If meadow voles could talk to tigers and humans…

We have all been reading reports of marital infidelities among prominent and high profile personalities, some of whom have been advised, or are seeking, sex therapy and sex counseling for their serial infidelities. Does such therapy and counseling work, would it have any effect, or is it just throwing good money after bad?

The conclusion to be drawn from work on the love life of voles (rodents) suggests that such counseling is, at best, fraught with difficulties, and at worst is useless.

I have given an account of some of this work in my book Splendors and Miseries of the Brain.

Meadow voles, unlike prairie voles, are notorious for their promiscuity, a behaviour that, in female meadow voles, has been directly linked to receptors for a neurohormone, oxytocin, which is critical in pair bonding and has an important relationship to the dopamine “feel-good” system in the brain.

Monogamous prairie voles have a good deal more of the receptors for oxytocin in their brains than do meadow voles. Injecting antagonists to oxytocin in prairie voles renders them promiscuous too. But injecting oxytocin into promiscuous meadow voles does not turn them into monogamous animals, because they just do not have enough receptors for oxytocin.

Hence, if meadow voles, shunned in a society of prairie voles, could communicate with humans or tigers (assuming there to be promiscuous tigers who seek sex counseling), they might tell them not to waste time or money but to seek pharmacological remedies instead.

Of course, voles are far removed from humans. Yet humans also have oxytocin (and vasopressin, another neurohormone closely linked to pair-bonding and more prominent in males).

I suggested in my book that differences in receptors for these neurohormones may similarly be critical for determining the extent of infidelities in humans.

In an article published in Nature last year, Larry Young, one of the pioneers in the study of the brain’s love system, writes that “Variations in a regulatory region of the vasopressin receptor gene, avpr1a, predicts the likelihood that a male vole will bond with a female”. He adds that in humans, “different forms of the AVPR1A gene are associated with variations in pair bonding and relationship quality. A recent survey shows that men with a particular AVPR1A variant are twice as likely as men without it to remain unmarried, or when married, twice as likely to report a recent crisis in their marriage.”

This is not good news for sex counselors in this domain. It suggests that modifying behaviour to make promiscuous men monogamous requires a more radical intervention than the spiritual and “psychological” counseling that sex therapists indulge in. There are of course deep ethical and biological objections to a more radical pharmacological intervention.

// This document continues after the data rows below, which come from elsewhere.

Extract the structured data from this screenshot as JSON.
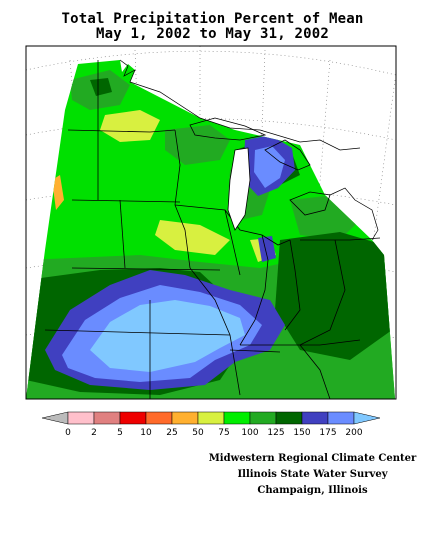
{
  "title_line1": "Total Precipitation Percent of Mean",
  "title_line2": "May 1, 2002 to May 31, 2002",
  "legend": {
    "labels": [
      "0",
      "2",
      "5",
      "10",
      "25",
      "50",
      "75",
      "100",
      "125",
      "150",
      "175",
      "200"
    ],
    "colors": [
      "#bbbbbb",
      "#ffc0cb",
      "#e08080",
      "#ee0000",
      "#ff6a2a",
      "#ffb030",
      "#d8f040",
      "#00ee00",
      "#22aa22",
      "#006600",
      "#4040c0",
      "#6a8cff",
      "#80c8ff"
    ]
  },
  "credits": {
    "line1": "Midwestern Regional Climate Center",
    "line2": "Illinois State Water Survey",
    "line3": "Champaign, Illinois"
  }
}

This is not to suggest that spiritual counseling does not work. It may, but my guess is that it only works in a very limited number of cases, and then only at a heavy price, of continual dis-satisfaction.

In the fight between biology and morality, biology has commonly won in the end.

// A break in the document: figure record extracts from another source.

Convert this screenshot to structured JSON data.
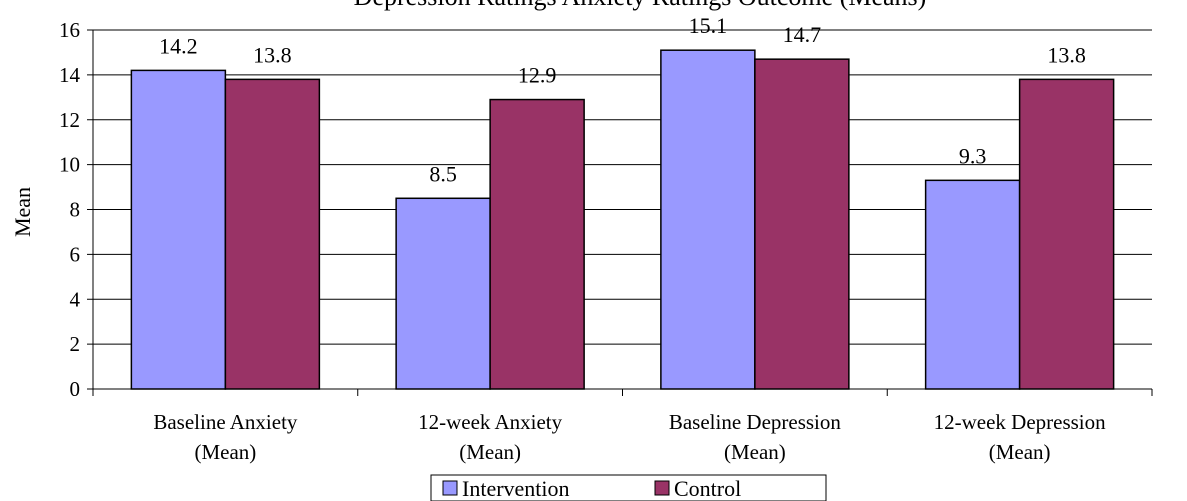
{
  "chart_data": {
    "type": "bar",
    "title": "Depression Ratings Anxiety Ratings Outcome (Means)",
    "ylabel": "Mean",
    "xlabel": "",
    "ylim": [
      0,
      16
    ],
    "yticks": [
      0,
      2,
      4,
      6,
      8,
      10,
      12,
      14,
      16
    ],
    "grid": true,
    "legend_position": "bottom",
    "categories": [
      [
        "Baseline Anxiety",
        "(Mean)"
      ],
      [
        "12-week Anxiety",
        "(Mean)"
      ],
      [
        "Baseline Depression",
        "(Mean)"
      ],
      [
        "12-week Depression",
        "(Mean)"
      ]
    ],
    "series": [
      {
        "name": "Intervention",
        "color": "#9999ff",
        "values": [
          14.2,
          8.5,
          15.1,
          9.3
        ],
        "labels": [
          "14.2",
          "8.5",
          "15.1",
          "9.3"
        ]
      },
      {
        "name": "Control",
        "color": "#993366",
        "values": [
          13.8,
          12.9,
          14.7,
          13.8
        ],
        "labels": [
          "13.8",
          "12.9",
          "14.7",
          "13.8"
        ]
      }
    ]
  }
}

I am not advocating promiscuity or monogamy, or anything else. All I am trying to convey is that, in regulating romantic relationships, and in framing laws that regulate such behaviour, account must be taken of biological realities.

1 comment:

Jerry said...

With the help of prominent shamans from Beverly Hill, they are making up false excuses trying to convince public and wives. Their marriages, normally, do not last for more then a year after “counselling”.
They are not going last longer, if he'll tell her: "Honey, I am chemically seduced to love you and only you, from now!" At last it is going to be the true.